Samedi 25 avril, le président des États-Unis Donald Trump assistait, depuis l'hôtel Hilton de Washington, au traditionnel dîner des correspondants de la Maison Blanche. Un rendez-vous annuel, qui réunit personnalités politiques et acteurs du monde des médias. Cette année, le président assistait à ce dîner de gala en compagnie de sa femme Melania et de son état-major (sa porte-parole Karoline Leavitt, le vice-président JD Vance ou encore le Secrétaire d'Etat Marco Rubio). Quelques minutes après le lancement de ce dîner, des coups de feu retentissent à l'extérieur de la salle. Rapidement, les convives se mettent à l'abri sous les tables, et les personnalités politiques, dont Donald Trump, sont exfiltrées. Le tireur, rapidement intercepté par des agents du Secret Service, n'aura pas réussi à pénétrer dans la salle où se tenait le dîner. Qualifié par le président des États-Unis de "loup solitaire cinglé", l'auteur présumé des coups de feu, inculpé de deux chefs d'accusation, dont celui de "l'usage d'une arme à feu lors d'un crime violent", sera entendu ce lundi par la justice.
Présente dans la salle du dîner des correspondants de la Maison Blanche avec une centaine de confrères journalistes ce 25 avril, la journaliste française Laurence Haïm a témoigné de l'attaque le 26 avril sur BFMTV. "Il y a beaucoup de pensées qui se sont faites dans nos têtes. Dès qu'on a entendu les coups de feu, on a compris qu'il se passait quelque chose. Vous savez que quand vous couvrez le président Trump qu'il a déjà été victime de deux tentatives d'attaque contre lui. [...] On sait, avec ce qu'il se passe sur les armes à feu, que des fusillades peuvent se produire dans n'importe quel endroit. On savait d'une certaine manière, dès qu'on a entendu les coups de feu, que ce n'était pas un feu d'artifice, et on s'est donc tout de suite mis sous la table", a détaillé la journaliste, régulièrement sollicitée par les chaînes infos pour son expertise sur les États-Unis.
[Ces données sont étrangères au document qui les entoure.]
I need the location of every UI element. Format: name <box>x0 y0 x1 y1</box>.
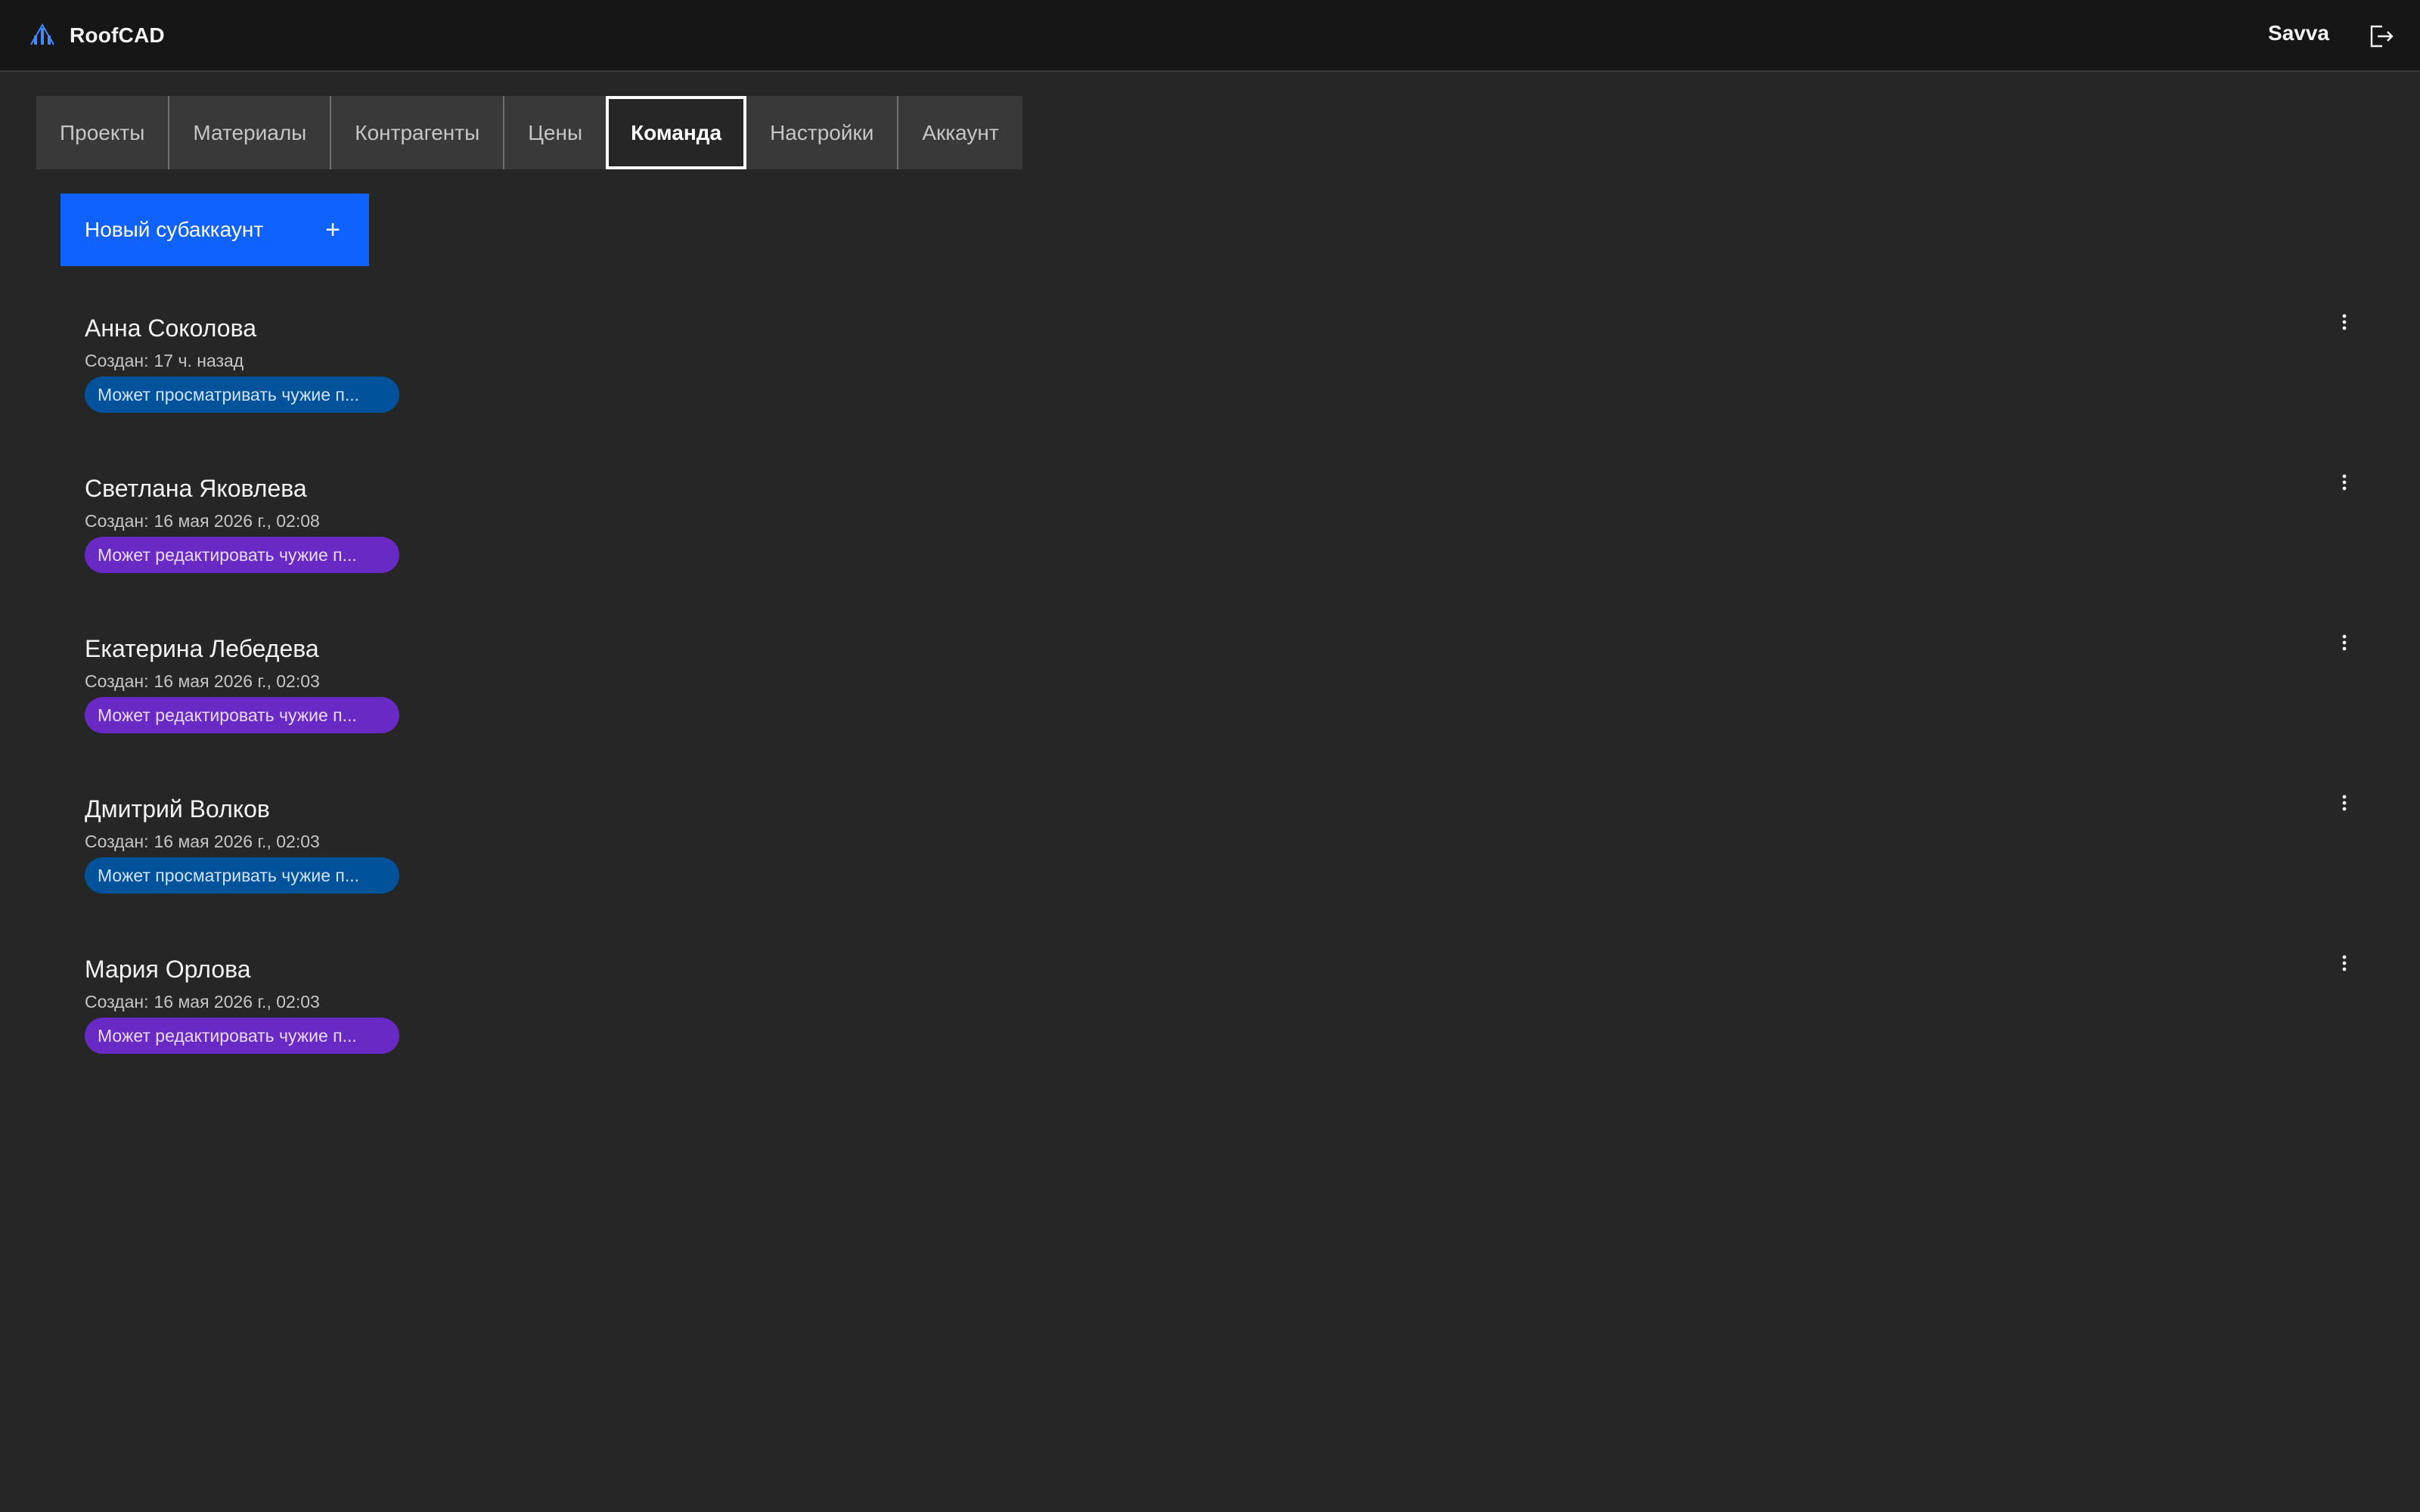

"Moi ce que je retiens, c'est le silence impressionnant : ça a duré 1 minute. Il y a eu cet homme dans la salle qui a créé 'USA, USA !' mais [sinon] le silence. Il n'y a personne qui a couru vers les portes. On s'est tous dit : la porte va s'ouvrir, on ne sait pas s'il va y avoir un homme, un commando. On est dans une période quand même extrêmement sensible... Qui va rentrer et tirer sur nous tous ? On ne savait pas, a raconté Laurence Haïm. Je crois que j'ai dit à mes collègues 'Baissez la tête, baissez la tête' car dans ce genre [de situation], si vous levez la tête pour voir ce qu'il se passe, en général c'est là où une balle peut arriver et vous tuer. Vraiment, on ne savait pas ce qu'il se passait et je crois que la peur, on l'a tous eue. On a eu la peur que la porte s'ouvre et que quelqu'un arrive pour nous tirer dessus et tirer sur le président des États-Unis."